While the particulars of these cases are not uninteresting, they are mostly lost amid the swirl of Jerry and Michelle’s careening between romance and competition, betrayal and “crossing the line.” Just how this line is defined, crossed, and redrawn is the primary subtext for Raising the Bar, partly meted out in the deals between the PD and DA offices, and mostly outlined in Jerry’s passionate speechifying about injustice and racism and class warfare (even his friends say he’s “got a Don Quixote complex”).
It’s no surprise that Jerry not only has occasional, secret help (from upright Marcus, from conflicted Michelle), or that he has an especially colorful adversary in Judge Trudy Kessler (Jane Kaczmarek), instantly ripe to spin off into her own afternoon TV show. Vengeful, egotistical, ambitious, and highly aware of the power she wields, Kessler means to teach Jerry a lesson — apparently every week. This means she cites him for contempt (so he can spend some quality bonding time with Calvin), expects what Roz calls “groveling,” and has her own prize in mind, election to higher office based on her brilliant and (at least on the surface) unblemished judicial tenure. So you know her fundamental opposition to Jerry, she announces, “When I was a public defender, I never kidded myself that any of my clients were actually innocent.” Then again, she didn’t have her early career scripted by Steven Bochco.

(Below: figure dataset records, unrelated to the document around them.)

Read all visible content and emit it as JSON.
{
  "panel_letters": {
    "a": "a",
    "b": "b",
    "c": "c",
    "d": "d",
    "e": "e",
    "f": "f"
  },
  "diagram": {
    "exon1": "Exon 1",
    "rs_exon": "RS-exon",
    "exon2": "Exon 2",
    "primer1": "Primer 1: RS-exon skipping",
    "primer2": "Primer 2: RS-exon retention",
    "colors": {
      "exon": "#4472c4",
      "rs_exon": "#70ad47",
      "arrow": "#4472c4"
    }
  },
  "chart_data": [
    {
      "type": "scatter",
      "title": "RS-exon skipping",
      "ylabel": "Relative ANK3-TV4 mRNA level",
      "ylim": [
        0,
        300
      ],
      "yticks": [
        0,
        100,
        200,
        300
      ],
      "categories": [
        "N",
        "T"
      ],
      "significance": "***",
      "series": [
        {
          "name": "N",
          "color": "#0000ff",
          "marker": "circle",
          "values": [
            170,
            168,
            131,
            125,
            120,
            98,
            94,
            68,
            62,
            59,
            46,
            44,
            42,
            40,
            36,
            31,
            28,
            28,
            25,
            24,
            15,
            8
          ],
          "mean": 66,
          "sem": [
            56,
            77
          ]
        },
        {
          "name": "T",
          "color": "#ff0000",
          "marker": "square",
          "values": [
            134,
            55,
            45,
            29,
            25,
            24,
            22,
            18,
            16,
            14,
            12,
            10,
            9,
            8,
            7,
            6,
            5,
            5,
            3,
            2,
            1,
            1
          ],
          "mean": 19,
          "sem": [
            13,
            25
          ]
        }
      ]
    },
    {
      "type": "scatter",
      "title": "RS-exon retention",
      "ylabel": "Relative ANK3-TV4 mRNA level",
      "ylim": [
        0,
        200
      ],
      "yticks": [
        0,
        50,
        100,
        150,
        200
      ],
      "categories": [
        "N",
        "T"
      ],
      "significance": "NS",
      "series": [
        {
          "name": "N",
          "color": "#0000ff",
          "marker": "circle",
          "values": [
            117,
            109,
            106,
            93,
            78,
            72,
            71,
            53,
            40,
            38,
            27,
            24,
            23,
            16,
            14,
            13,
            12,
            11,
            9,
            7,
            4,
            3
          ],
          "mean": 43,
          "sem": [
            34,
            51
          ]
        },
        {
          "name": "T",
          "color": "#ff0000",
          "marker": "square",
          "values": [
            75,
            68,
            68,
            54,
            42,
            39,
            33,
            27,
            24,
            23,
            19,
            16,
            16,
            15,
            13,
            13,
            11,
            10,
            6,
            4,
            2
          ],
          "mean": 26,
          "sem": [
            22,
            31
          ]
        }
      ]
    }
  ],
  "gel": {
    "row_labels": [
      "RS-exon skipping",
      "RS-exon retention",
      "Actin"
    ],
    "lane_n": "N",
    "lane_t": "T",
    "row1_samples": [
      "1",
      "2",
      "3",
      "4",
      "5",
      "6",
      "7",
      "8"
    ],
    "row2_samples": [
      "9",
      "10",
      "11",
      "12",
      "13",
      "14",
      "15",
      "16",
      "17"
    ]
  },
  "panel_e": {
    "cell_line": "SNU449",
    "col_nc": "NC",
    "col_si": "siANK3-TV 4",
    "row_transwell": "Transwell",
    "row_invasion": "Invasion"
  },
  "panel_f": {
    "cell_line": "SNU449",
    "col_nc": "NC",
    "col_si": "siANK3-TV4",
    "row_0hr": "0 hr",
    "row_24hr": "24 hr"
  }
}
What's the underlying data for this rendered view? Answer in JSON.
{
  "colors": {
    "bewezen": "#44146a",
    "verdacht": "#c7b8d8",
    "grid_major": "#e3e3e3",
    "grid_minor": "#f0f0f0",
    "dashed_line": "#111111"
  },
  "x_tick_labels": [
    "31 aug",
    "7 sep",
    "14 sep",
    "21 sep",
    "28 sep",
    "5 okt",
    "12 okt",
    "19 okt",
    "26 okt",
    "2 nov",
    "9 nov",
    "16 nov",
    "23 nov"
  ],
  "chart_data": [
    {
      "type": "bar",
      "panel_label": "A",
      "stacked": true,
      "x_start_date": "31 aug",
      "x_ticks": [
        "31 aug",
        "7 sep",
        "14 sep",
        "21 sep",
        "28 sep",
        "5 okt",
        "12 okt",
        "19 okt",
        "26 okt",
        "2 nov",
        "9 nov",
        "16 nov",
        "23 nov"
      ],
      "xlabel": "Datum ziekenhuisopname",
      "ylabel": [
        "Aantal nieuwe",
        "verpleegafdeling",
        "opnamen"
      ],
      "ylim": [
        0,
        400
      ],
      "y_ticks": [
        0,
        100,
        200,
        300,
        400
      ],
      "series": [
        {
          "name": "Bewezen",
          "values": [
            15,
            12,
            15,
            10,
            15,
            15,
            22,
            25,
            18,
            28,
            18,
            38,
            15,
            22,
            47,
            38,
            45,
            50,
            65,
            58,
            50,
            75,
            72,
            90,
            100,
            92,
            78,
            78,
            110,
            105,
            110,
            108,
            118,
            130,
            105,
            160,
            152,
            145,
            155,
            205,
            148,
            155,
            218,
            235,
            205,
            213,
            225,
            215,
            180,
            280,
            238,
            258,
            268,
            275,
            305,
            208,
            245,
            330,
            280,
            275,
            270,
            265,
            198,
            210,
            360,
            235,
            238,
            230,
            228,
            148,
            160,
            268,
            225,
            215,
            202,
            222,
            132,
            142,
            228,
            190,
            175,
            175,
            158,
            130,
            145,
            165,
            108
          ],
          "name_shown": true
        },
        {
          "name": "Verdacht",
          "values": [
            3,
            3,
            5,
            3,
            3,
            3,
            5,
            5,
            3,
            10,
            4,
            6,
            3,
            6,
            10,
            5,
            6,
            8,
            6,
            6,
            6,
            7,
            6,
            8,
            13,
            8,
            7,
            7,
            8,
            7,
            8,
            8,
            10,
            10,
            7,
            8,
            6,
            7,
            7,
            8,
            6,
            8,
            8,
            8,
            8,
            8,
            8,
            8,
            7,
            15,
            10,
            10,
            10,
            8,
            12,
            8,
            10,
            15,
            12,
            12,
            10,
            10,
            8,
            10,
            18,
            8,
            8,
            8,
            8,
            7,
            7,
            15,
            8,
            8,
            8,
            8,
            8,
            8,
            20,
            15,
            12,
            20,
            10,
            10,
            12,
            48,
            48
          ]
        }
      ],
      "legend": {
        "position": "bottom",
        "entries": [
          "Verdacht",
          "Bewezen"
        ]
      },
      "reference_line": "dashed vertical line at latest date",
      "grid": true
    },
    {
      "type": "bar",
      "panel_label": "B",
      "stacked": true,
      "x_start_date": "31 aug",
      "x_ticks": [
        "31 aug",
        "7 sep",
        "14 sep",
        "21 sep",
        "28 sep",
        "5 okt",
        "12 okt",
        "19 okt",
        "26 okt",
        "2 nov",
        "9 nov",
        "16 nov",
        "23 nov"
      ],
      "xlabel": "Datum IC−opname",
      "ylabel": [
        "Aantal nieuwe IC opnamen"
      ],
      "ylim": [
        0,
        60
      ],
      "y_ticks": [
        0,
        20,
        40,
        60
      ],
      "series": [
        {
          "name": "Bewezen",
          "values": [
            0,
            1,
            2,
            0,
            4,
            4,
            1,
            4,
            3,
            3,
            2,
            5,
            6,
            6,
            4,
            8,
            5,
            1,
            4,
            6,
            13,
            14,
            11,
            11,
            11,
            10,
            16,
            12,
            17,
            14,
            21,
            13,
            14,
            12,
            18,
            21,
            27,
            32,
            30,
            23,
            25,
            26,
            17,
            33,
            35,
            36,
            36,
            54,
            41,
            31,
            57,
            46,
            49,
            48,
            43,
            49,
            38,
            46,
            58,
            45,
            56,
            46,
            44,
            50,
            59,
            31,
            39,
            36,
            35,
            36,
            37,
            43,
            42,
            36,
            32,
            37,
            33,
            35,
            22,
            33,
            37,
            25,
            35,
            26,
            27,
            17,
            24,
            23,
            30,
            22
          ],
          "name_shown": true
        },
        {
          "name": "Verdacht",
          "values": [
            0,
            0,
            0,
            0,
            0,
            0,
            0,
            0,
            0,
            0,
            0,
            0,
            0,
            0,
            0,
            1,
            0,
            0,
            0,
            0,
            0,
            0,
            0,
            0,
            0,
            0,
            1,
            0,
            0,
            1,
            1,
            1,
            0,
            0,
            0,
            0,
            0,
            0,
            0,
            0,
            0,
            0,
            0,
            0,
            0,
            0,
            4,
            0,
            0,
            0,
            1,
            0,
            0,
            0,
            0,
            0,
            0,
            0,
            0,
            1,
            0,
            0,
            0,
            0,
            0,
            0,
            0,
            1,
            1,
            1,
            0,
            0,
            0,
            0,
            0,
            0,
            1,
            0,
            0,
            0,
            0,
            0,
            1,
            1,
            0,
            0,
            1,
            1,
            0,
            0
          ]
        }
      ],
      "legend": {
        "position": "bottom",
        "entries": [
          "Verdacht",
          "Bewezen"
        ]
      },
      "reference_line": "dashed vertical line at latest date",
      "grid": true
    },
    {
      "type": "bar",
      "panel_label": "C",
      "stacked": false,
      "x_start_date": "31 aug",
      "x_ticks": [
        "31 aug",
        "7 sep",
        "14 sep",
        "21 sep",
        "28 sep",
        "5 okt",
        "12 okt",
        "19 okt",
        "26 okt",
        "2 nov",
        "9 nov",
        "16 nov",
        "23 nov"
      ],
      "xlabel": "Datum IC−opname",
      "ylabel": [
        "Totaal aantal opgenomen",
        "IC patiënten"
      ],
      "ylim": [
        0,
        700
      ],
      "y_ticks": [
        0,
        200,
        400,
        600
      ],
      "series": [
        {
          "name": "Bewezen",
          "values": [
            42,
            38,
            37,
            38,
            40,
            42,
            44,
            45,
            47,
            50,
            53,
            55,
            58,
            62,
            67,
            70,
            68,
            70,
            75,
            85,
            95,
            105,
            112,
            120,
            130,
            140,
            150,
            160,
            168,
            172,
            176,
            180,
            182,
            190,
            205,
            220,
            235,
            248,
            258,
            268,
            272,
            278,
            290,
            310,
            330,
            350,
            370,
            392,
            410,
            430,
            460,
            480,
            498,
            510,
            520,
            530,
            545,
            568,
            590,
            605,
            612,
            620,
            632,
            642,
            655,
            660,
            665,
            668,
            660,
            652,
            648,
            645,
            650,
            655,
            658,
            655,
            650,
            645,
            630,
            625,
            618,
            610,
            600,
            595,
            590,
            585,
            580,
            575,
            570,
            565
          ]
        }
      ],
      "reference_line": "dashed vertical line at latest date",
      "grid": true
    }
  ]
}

That’s not to say Kessler is entirely on the up-and-up — and if her foibles are conventional, Kaczmarek at least makes them grand. Advised by her law clerk Charlie (Jonathan Scarfe), yet another drinking buddy of Jerry, Michelle, and Marcus, Kessler looks desperate and unsmart, someone who would be shocked and a little jealous to see what Glenn Close’s firm over on Damages gets away with. While it’s true that, as Jerry tells Charlie, “You have that bitch wrapped around your finger,” troubles lurk in this office too: Charlie’s fate looks more or less sealed when he meets Raphael in a bar — played by the still charming but terminally typecast Wilson Cruz.
All this is not to say that Raising the Bar lacks any legal, political, or moral substance. It only means that such questions are submerged beneath clumsy and clichéd interpersonal games. Thus far, Roz looks awfully patient, willing to send forth her minions in the name of righteousness or, barring that, getting the best possible deals for clients without means. It looks unlikely she’ll be making history in the near future.